Charles LeDray, Clothesline, 1994. Fabric, thread, embroidery floss, metal beads, and buttons. Approximately 16 feet (487.8 cm). Promised gift of Fotene Demoulas and Tom Coté. Courtesy the artist and Sperone Westwater. © Charles LeDray
Charles LeDray has produced an extensive body of work in diverse sculptural materials, from large textiles and miniature ceramics to carved bone and intricate wire-based forms. Narrative, familiarity, and cultural history are powerful forces in LeDray’s sculptural work, which also touches on issues of work, manual labor, and gender roles. After his arrival to New York in the 1980s, his work began responding to the HIV/AIDS crisis, most notably using dismembered teddy bears to create sculptures that addressed the socio-political climate of the pandemic and its disproportionate effect on the LGBTQI+ community.

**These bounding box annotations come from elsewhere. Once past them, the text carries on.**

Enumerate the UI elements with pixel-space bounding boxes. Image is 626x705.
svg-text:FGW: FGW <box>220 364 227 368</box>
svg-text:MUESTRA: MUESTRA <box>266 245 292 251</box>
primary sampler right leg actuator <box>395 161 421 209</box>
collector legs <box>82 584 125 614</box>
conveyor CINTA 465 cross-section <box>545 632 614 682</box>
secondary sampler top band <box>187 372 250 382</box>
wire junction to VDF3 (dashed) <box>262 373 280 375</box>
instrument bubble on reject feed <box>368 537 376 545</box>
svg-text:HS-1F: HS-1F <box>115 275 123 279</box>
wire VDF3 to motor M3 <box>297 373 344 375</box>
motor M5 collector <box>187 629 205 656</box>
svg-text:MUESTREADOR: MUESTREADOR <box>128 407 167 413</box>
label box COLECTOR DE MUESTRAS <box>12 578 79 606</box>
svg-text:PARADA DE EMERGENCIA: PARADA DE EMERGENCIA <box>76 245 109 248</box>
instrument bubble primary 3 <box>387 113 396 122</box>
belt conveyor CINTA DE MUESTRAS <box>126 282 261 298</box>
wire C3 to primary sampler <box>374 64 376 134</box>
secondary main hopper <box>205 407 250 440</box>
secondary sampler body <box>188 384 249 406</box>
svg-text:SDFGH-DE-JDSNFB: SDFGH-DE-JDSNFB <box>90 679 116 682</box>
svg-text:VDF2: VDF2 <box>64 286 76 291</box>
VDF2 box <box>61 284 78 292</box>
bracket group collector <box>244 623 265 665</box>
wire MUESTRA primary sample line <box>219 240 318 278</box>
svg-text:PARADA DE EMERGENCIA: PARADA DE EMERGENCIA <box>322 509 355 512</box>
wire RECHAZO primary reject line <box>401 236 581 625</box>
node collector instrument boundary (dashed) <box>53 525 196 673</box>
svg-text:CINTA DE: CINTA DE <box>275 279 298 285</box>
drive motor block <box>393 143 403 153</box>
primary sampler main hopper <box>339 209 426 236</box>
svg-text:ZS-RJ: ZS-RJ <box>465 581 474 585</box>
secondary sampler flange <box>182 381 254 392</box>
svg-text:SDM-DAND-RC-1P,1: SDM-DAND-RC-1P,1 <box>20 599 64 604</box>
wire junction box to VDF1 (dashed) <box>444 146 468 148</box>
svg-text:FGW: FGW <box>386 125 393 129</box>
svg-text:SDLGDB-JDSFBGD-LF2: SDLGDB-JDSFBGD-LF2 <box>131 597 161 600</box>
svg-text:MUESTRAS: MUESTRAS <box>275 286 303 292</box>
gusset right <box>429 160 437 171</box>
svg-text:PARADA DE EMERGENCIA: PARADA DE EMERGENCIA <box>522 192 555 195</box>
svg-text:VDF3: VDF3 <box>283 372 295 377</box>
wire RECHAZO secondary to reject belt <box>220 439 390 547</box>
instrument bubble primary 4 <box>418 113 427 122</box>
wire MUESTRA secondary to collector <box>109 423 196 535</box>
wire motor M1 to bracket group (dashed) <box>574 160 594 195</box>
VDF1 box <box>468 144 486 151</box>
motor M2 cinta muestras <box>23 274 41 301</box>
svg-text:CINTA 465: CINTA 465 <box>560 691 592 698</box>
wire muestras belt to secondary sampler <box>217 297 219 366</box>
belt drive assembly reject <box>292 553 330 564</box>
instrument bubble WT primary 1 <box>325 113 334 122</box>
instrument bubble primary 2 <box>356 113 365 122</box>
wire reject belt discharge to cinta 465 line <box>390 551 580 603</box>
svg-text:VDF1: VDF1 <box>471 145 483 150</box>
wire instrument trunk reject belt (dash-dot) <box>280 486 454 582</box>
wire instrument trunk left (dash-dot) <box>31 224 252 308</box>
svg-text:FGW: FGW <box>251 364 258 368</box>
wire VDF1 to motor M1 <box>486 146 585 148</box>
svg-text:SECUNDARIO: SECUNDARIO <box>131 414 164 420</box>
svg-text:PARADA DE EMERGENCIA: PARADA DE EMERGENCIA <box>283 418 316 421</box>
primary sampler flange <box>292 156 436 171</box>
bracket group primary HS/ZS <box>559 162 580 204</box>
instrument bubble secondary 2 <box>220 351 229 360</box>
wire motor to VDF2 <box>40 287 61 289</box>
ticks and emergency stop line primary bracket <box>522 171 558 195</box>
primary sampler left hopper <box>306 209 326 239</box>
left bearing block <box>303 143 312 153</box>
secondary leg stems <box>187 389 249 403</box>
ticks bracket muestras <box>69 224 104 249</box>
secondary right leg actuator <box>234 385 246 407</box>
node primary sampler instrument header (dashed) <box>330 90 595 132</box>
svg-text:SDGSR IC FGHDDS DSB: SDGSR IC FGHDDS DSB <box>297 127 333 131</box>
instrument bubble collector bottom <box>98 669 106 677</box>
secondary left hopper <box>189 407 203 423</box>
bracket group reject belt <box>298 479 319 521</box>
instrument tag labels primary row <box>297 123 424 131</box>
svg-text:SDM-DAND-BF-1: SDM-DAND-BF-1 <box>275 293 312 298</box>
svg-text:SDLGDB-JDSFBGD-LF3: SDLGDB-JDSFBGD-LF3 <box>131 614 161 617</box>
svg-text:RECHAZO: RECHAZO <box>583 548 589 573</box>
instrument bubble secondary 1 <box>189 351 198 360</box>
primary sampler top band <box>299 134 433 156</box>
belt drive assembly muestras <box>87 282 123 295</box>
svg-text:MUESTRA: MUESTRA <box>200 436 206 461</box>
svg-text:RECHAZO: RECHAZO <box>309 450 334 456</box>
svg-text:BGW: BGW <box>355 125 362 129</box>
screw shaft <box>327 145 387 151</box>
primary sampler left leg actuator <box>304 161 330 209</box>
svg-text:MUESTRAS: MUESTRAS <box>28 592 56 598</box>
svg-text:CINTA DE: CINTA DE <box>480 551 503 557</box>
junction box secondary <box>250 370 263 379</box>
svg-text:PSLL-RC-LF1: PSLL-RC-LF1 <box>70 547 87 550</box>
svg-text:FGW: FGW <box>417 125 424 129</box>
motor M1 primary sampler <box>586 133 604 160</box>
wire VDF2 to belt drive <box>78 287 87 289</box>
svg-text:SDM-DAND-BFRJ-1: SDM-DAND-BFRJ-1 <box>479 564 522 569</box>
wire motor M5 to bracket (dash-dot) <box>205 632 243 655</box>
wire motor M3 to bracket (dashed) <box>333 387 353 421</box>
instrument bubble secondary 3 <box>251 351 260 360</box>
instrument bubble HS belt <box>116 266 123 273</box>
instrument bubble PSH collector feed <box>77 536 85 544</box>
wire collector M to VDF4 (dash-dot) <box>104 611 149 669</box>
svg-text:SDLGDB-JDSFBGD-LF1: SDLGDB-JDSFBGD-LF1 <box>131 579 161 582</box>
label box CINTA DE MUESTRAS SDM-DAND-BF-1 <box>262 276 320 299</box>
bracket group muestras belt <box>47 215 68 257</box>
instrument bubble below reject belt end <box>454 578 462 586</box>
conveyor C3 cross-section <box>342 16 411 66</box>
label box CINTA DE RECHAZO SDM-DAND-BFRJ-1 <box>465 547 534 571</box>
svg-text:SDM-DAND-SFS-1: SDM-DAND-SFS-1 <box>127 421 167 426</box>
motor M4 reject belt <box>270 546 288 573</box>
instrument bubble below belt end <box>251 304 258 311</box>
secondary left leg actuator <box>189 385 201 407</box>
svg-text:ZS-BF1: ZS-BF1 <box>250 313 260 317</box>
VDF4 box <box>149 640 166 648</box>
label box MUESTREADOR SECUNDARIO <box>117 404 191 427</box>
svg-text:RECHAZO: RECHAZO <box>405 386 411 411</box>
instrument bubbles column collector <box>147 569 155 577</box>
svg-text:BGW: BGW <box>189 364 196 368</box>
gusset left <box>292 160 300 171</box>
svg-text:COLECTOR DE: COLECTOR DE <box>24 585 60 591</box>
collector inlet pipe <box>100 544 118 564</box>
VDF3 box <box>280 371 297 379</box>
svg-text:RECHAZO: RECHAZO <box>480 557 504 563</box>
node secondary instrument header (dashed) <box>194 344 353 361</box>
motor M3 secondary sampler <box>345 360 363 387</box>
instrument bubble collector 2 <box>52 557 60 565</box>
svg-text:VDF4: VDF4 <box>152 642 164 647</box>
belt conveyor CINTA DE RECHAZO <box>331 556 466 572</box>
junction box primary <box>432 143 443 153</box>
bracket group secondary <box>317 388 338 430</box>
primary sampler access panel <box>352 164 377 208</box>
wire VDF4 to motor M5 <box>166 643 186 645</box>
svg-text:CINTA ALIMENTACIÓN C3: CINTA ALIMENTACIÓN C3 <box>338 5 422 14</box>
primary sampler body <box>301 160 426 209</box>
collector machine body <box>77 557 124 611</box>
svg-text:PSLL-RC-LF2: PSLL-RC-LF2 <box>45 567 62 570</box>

As an artist, LeDray is best known for his work in textiles and his skillful stitching. He learned to sew at a very young age from his mother and became self-taught in various craft mediums, from ceramics to dressmaking. Through a painstaking process completed entirely by hand, LeDray assembles hundreds of individual components into new formal sculptures that appear as seemingly familiar objects, such as men’s suits or miniature toys. Reconfigured through craft-based techniques of sewing, sculpting, and carving, LeDray’s sculptures bear both a sense of the familiar and the alienation of the unknown, the unexpected, and even the uncomfortable, for how his works push their material capacity to new associations.
For LeDray, clothing is bound up with the history of identity, gender, and expression. Clothesline is an example of this interest through the layered symbolism of a stretched, hanging sculptural work suspended from the ceiling to coil on the floor. In this work, LeDray uses everyday objects and the intimacy of hand-stitched cloth. These doll-sized clothes hang from the ceiling in a striking downward line that pools into a swirling form on the floor of the gallery, though one might also expect that that stitched fabric threads are ascending upwards as much as they descend. With its miniature scale, realistic detail, and poetic reflections on individuality and collectivity, Clothesline demonstrates LeDray’s unique skill in reconfiguring expectation and exciting wonder in the everyday.